Through better awareness of HGV blind spots and the use of safety technology, the blind spot problem can be greatly reduced.
The main blind spots sit in the area between what you see when you look forward and what you see in your exterior view mirror AND the area obscured by the bodywork of your vehicle. In larger vehicles, like HGVs, this blind spot is more of an issue because of the size and shape of HGVs in comparison to smaller and more streamlined cars.
It’s these blind spots that are responsible for the majority of accidents involving HGVs. More than 80% of serious cyclist accidents happen at, or within 20 metres of a junction as a result of a driver not being able to see what’s around him clearly.
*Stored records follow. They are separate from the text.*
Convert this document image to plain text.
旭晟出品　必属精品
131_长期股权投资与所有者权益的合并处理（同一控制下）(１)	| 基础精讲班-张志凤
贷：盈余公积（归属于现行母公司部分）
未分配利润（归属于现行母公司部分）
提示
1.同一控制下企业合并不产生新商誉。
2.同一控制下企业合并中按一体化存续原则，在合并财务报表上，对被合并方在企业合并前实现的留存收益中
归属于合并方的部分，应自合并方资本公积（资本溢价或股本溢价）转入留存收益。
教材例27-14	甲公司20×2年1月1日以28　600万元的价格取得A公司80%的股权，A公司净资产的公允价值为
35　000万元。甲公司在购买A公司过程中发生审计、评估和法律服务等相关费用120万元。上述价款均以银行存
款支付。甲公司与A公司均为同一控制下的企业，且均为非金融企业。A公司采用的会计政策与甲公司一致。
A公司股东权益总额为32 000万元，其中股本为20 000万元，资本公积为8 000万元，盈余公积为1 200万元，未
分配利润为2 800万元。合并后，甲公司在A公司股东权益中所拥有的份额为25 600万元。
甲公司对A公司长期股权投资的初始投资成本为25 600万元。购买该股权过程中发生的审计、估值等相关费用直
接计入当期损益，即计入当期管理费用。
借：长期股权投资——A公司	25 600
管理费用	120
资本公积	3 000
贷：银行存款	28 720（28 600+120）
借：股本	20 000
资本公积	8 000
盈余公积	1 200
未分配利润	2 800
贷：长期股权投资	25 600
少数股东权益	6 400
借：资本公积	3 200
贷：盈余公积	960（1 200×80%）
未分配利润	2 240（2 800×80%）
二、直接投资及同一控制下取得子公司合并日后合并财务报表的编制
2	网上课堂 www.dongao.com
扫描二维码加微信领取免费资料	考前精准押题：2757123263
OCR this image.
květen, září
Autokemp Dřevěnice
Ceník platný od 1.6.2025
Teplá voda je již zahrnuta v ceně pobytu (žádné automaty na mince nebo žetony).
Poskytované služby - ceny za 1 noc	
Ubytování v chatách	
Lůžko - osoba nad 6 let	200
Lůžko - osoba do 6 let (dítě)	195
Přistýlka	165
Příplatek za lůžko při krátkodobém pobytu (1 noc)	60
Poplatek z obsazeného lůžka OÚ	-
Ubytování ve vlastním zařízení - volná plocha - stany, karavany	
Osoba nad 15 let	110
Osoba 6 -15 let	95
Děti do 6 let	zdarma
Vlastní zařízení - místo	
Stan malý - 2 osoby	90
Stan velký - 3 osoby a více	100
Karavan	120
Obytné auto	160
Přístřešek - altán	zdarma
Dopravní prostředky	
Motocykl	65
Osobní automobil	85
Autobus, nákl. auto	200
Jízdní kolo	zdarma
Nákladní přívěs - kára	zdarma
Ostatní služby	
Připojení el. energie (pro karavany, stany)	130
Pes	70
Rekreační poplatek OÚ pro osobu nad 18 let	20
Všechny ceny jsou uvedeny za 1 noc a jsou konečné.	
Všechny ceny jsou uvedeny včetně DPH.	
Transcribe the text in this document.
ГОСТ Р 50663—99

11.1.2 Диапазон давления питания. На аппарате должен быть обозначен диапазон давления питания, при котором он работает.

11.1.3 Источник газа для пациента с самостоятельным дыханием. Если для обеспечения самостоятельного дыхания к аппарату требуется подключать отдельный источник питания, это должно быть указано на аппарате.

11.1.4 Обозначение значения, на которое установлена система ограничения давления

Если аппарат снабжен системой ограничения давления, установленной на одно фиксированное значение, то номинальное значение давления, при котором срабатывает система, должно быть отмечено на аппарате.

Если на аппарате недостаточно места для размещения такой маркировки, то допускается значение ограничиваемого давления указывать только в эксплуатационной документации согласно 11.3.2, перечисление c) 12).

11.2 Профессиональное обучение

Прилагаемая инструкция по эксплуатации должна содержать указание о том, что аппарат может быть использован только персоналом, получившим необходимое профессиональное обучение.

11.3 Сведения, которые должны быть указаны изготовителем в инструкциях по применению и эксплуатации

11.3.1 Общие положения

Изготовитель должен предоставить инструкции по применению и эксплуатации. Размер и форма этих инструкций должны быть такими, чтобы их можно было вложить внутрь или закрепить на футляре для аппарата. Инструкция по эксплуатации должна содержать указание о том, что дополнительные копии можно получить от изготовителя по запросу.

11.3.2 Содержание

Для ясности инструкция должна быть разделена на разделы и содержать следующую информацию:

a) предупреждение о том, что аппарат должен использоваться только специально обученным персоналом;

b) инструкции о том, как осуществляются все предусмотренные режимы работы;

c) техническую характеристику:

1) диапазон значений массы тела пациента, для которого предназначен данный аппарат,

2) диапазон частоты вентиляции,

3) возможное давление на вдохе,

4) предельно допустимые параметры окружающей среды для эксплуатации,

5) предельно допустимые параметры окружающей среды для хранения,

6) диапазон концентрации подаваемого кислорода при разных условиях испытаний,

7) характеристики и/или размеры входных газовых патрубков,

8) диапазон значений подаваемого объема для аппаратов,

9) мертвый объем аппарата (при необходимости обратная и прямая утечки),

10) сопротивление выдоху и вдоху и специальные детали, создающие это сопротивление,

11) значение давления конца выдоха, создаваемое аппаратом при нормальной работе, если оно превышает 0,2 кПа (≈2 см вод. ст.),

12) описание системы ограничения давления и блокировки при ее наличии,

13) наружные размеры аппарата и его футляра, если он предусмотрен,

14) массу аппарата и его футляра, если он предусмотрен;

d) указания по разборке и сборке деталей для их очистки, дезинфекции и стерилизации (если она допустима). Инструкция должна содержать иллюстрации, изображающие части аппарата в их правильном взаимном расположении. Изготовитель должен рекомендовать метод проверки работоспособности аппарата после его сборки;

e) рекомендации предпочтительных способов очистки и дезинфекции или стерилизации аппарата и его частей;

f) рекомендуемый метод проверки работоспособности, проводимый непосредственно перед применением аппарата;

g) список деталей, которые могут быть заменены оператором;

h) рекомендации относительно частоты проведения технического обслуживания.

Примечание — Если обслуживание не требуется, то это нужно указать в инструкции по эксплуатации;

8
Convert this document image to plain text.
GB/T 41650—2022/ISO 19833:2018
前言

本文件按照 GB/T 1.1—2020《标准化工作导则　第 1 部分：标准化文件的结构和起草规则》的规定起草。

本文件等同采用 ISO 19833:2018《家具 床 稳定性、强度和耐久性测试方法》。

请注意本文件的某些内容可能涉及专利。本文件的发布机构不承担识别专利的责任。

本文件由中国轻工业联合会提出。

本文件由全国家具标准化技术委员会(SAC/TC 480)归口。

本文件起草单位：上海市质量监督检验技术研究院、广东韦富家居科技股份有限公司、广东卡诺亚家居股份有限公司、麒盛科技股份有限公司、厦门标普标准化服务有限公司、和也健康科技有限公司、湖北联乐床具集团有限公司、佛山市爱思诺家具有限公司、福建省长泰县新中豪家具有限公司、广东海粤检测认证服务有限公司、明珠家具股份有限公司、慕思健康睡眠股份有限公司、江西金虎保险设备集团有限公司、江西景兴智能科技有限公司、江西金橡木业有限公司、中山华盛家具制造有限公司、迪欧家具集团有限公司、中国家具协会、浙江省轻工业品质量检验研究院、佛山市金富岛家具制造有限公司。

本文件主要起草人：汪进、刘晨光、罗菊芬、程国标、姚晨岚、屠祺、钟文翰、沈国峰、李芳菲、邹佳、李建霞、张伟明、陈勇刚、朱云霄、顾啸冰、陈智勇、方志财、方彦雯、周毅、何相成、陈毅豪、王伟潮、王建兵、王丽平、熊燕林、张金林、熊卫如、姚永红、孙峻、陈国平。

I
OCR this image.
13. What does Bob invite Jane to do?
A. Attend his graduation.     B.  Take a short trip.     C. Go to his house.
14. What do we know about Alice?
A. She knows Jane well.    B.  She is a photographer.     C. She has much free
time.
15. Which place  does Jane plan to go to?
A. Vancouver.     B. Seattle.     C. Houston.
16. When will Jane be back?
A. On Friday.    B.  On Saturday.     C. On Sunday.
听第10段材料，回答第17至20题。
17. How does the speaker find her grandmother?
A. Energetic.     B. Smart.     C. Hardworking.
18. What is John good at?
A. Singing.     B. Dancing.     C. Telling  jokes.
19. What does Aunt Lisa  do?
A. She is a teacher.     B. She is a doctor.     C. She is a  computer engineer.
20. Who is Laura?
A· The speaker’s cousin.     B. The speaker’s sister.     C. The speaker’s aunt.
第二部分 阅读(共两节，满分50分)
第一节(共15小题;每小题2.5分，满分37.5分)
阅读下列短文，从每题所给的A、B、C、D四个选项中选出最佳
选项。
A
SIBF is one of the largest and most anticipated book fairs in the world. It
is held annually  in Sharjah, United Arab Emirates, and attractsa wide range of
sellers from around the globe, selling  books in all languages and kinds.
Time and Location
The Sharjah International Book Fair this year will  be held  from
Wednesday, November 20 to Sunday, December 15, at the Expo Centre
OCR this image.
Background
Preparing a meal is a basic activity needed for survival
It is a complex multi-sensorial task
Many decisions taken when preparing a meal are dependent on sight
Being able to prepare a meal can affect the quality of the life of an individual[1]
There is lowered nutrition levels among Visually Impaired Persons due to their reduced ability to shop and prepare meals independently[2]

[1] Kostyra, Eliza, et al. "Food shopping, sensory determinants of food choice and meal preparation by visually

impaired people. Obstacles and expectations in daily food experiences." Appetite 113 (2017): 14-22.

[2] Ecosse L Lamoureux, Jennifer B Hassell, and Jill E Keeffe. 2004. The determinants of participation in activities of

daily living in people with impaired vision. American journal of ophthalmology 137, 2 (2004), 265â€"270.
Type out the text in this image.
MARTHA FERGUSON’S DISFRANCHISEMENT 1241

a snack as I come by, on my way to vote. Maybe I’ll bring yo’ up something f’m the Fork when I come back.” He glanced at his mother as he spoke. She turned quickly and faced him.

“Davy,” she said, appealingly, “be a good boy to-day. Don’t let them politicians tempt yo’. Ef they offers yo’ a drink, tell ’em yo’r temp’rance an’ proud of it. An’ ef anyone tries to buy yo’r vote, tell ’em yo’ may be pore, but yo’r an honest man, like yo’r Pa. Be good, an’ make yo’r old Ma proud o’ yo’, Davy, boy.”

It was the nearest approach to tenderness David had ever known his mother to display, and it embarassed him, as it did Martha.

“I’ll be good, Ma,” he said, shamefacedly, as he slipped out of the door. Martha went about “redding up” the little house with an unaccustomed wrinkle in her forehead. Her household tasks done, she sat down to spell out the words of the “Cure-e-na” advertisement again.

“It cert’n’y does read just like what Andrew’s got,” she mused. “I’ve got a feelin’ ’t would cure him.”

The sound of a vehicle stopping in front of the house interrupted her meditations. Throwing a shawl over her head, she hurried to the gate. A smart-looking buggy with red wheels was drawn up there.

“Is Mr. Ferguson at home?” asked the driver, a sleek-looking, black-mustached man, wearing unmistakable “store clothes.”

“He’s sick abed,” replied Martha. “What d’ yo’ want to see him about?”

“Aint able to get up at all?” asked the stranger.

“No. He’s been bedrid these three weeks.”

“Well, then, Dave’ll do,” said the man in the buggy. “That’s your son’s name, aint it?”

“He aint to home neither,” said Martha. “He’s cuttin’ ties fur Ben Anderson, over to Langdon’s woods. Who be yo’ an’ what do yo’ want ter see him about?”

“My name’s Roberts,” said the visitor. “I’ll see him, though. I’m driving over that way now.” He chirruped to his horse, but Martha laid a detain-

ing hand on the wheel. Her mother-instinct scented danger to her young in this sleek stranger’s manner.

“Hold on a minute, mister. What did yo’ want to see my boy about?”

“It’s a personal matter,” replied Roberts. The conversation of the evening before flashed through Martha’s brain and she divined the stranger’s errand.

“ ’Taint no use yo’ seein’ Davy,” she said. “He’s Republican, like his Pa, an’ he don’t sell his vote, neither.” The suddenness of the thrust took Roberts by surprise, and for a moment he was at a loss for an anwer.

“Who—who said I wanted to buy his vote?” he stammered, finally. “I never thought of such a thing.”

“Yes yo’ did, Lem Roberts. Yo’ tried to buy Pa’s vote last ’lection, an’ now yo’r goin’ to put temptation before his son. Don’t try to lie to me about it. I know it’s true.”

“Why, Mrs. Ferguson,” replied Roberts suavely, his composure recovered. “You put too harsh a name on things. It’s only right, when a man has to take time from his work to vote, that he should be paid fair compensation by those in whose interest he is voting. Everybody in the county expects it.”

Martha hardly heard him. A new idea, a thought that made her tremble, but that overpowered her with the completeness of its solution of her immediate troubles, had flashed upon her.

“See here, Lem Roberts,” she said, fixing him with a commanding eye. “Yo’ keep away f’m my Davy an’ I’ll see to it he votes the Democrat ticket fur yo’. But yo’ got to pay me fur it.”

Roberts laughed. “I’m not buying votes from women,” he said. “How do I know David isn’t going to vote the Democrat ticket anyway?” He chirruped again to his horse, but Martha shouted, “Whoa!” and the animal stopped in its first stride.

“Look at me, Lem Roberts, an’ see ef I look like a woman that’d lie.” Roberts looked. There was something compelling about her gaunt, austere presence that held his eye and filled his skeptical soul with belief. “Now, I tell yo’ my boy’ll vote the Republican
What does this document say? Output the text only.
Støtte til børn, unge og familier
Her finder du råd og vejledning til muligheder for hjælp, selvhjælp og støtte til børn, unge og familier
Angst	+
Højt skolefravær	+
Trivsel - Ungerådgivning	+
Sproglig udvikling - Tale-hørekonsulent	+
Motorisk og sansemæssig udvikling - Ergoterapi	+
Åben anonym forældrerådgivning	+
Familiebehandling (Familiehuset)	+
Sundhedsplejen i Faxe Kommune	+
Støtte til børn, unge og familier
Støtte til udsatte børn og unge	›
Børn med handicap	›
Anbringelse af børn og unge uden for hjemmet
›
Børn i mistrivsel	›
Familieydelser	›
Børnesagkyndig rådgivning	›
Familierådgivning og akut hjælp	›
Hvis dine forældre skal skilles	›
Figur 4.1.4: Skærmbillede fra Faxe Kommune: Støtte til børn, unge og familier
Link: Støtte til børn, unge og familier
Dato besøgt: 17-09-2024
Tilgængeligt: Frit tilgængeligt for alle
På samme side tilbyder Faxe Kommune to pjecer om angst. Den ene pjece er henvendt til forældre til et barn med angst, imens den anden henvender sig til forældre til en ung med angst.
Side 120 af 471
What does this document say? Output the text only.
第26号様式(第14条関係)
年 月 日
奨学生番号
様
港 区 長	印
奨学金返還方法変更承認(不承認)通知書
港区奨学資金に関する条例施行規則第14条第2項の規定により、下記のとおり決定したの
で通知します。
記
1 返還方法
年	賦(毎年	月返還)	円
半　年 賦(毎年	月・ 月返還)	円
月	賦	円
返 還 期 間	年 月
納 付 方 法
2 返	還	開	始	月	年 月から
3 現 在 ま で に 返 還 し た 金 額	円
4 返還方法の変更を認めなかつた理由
When a lorry turns left at a junction, the blind spots on the front diagonal and sides of a HGV prevent a driver from being able to see a cyclist to its front and its side. This makes it far too easy for a cyclist to be hit and subsequently fall under a HGV’s back wheels.
While side guards and mirrors can certainly help improve the problem of blind spots, they’re still not enough. Even though visibility is improved with these extra features, HGV drivers still don’t get a complete overview of the road and can be caught out especially when failing to check their mirrors.
The other main blind spot in HGVs is at the rear. As HGVs rarely have a centre rear view mirror, drivers have no idea what’s directly behind them. While this is less of an issue than the blind spots to the front and sides, the rear view blind spot can still cause problems.